Beginning in 2021, the islands will interconnect corporate beneficial ownership registers with similar databases in the economic bloc, allowing law enforcement officials and financial intelligence units to access the information, the governments said in a joint statement announcing a three-tier action plan.
In a second stage starting in 2022, the governments will open access to the registers for financial service businesses and other companies obligated to conduct corporate due diligence for compliance purposes. The registers will eventually be made public following the introduction of legislation permitting the disclosures by 2023, they said.
The plan is intended to align the jurisdictions with standards set by the EU’s Fifth Money Laundering Directive and curtail potential abuses of shell companies and legitimate businesses by money launderers, tax dodgers, terrorist financiers and other financial crooks.

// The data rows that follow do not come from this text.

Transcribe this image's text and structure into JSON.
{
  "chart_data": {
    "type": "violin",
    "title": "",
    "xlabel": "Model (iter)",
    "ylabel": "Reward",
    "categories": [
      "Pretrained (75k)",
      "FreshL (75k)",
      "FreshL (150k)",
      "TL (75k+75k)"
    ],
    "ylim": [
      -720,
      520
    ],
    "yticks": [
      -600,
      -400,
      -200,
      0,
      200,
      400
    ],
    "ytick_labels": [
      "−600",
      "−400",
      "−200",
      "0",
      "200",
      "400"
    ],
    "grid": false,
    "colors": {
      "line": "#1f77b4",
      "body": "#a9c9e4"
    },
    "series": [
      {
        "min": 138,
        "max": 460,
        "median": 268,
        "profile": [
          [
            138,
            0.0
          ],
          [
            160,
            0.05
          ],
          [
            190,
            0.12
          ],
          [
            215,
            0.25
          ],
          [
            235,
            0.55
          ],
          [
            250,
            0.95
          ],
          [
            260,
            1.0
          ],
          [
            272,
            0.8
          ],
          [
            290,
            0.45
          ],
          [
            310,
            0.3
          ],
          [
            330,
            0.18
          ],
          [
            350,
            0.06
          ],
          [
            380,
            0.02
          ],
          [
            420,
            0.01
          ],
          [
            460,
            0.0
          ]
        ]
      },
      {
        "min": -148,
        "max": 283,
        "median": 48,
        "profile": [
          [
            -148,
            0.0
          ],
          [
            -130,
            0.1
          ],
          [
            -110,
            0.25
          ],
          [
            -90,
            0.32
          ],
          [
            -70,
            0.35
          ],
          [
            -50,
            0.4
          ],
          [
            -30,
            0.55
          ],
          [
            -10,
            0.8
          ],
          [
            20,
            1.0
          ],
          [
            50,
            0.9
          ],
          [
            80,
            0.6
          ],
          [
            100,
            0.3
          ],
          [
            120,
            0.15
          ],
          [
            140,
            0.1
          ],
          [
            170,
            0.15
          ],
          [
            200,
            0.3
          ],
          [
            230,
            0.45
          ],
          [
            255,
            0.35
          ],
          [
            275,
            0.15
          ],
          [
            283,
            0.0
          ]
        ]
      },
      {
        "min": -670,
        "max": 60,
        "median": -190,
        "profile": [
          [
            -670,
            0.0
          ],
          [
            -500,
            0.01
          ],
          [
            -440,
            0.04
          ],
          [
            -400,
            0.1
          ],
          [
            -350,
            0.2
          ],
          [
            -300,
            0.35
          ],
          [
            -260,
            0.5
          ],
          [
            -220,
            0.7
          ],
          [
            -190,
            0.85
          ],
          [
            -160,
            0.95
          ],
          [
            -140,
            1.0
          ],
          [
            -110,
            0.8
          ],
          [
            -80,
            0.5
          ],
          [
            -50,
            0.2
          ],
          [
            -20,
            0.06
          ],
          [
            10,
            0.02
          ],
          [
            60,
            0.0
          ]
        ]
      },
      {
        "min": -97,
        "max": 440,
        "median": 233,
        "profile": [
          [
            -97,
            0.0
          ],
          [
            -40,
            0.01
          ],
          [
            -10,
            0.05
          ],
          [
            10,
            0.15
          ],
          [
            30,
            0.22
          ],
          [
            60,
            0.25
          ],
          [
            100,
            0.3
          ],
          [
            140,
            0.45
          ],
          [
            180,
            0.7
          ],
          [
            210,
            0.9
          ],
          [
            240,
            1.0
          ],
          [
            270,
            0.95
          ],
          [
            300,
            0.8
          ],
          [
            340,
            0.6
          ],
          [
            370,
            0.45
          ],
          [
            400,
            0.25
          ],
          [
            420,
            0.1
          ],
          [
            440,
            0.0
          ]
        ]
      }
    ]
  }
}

The European Union is slated to publish an implementation review of the directive in January 2022.
The initiative follows years of criticism by UK officials that the dependencies’ secrecy laws have likely helped mask illicit finance—an allegation that the three governments have vehemently denied.
Earlier this year, UK members of Parliament sought to amend the country’s Financial Services bill in an attempt to force British crown dependencies and overseas territories to publish corporate beneficial ownership information by 2020.
The lawmakers, who ultimately failed to get the proposals adopted, argued that the UK has the constitutional authority to mandate the disclosures and that reducing the risk of money laundering was a matter of national security.
“Jersey is proud to be among global leaders in matters of tax cooperation, transparency and in combatting money laundering and countering the financing of terrorism,” said Jersey External Relations Minister Ian Gorst, in a statement. “The commitments we are announcing today, alongside Guernsey and the Isle of Man, will help to ensure that this leadership role is maintained whilst taking into account the standards being developed within Europe.”
Gorst also called on “other jurisdictions to raise their own standards, particularly in relation to the verification of data and the regulation of the financial services sector.”
As part of a separate action plan published Wednesday, Guernsey committed to report to its parliament by 2023 on the effectiveness of beneficial ownership registers, both at home and within the EU, and update lawmakers on related global standards and data privacy controls.
Earlier this month, Jersey’s Civil Asset Recovery Fund announced that it had seized over $267 million that had been held in an account maintained for former Nigerian head-of-state Sani Abacha. The funds, which had been frozen since 2014 pending the resolution of legal challenges, were derived from corruption and laundered through the US banking system with aid of Abacha’s son before their eventual transfer to the crown dependency, the government said.